Let $(X,d_X)$ and $(Y,d_Y)$ be compact metric spaces ($X,Y$ with at least two points each to avoid triviality) and $f:X\times Y\to\mathbb{R}$ a Lipschitz function, that is, there is $C>0$ such that for all $x,x'\in X$, $y,y'\in Y$ $$|f(x,y)-f(x',y')|\leq C(d_X(x,x')+d_Y(y,y'))\ .$$ Define for each $x\in X$ the zero marginal superlevel set of $f$ (for the lack of a better name...) $$F(x)\doteq f(x,\cdot)^{-1}([0,+\infty))=pr_2((\{x\}\times Y)\cap f^{-1}([0,+\infty)))=\{y\in Y\ |\ f(x,y)\geq 0\}\ ,\quad pr_2(x,y)=y\ ,$$ which is a compact subset of $Y$.
Let us now endow the space $\mathcal{K}(Y)=\{K\subset Y\ |\ \varnothing\neq K\text{ compact}\}$ with the Hausdorff distance $$d_H(K,K')=\sup_{y\in Y}(|d_Y(y,K)-d_Y(y,K')|)\ ,\quad K,K'\in\mathcal{K}(Y)\ ,$$ where $$d_Y(y,Z)=\inf_{y'\in Z}d_Y(y,y')\ ,\quad \varnothing\neq Z\subset Y\ .$$
Consider the (compact) set-valued map $F:X\ni X\mapsto F(x)\subset Y$.

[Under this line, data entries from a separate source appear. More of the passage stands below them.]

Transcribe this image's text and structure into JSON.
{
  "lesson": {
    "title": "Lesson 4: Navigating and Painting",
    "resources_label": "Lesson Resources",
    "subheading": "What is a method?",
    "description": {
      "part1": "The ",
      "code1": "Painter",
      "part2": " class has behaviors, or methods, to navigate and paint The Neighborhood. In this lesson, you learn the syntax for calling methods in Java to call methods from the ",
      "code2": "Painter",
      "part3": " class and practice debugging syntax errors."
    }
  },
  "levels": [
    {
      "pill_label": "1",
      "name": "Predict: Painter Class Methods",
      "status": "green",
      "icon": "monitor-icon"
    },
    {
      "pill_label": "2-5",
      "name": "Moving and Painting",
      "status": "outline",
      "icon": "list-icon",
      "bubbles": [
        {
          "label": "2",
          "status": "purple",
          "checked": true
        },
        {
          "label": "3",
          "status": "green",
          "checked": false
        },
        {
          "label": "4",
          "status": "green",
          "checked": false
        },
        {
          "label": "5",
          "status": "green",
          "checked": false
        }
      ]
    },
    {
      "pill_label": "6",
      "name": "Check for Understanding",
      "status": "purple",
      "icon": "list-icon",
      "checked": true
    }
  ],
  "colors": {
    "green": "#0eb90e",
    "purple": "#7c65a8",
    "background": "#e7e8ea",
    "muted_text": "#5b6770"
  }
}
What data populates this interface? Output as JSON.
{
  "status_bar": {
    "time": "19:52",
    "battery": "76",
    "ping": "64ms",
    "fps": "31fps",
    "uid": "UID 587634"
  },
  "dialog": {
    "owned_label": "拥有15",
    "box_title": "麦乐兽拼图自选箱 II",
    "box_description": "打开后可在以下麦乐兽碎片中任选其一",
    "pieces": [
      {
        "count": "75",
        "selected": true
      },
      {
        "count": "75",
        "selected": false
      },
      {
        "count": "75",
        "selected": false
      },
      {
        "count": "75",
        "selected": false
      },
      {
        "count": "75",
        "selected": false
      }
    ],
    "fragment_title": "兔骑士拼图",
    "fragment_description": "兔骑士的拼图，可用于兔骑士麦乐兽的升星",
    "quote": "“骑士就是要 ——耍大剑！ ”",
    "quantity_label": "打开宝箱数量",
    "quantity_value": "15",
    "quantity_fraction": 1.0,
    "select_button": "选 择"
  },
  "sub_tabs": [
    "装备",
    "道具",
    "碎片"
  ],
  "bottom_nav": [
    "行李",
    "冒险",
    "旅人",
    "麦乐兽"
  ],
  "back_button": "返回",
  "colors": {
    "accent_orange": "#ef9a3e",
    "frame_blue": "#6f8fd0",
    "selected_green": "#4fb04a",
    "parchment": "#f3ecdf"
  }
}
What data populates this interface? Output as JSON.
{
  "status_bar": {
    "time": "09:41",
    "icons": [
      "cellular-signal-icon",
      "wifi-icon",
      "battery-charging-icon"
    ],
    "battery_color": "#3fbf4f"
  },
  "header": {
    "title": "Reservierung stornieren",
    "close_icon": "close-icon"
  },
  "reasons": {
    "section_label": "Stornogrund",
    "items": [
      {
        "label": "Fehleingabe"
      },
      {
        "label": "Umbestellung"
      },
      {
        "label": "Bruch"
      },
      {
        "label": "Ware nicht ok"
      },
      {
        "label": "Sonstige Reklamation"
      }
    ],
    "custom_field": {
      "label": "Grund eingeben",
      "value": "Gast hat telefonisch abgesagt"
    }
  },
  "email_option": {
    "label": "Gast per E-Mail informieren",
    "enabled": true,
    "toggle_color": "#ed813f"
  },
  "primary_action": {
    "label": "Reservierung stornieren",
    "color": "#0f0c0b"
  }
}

Question: seen as map from the metric space $(X,d_X)$ into the metric space $(\mathcal{K}(Y),d_H)$, is $F$ Lipschitz? I.e. is there $C'>0$ such that for all $x,x'\in X$ $$d_H(F(x),F(x'))\leq C'd_X(x,x')\ ?$$
No. Let $(X,d_X)$ be any compact metric space with a metric $d_Y$ for which: $d_X$ is Lipschitz continuous with respect to $d_Y$ (i.e., $d_X\leq Cd_Y$ for some $C$), but not vice-versa.
(For example, take $X=[0,1]$, $d_X$ the usual metric, and $d_Y(x,y)=|\sqrt{x}-\sqrt{y}|$. Then $d_X\leq 2d_Y$ but $d_Y$ is not Lipschitz continuous with respect to $d_X$..)
Now let $f(x,y)=-d_X(x,y)$. Then $F(x)=\left\{x\right\}$ and therefore $$d_H(F(x),F(x'))=d_Y(x,x')$$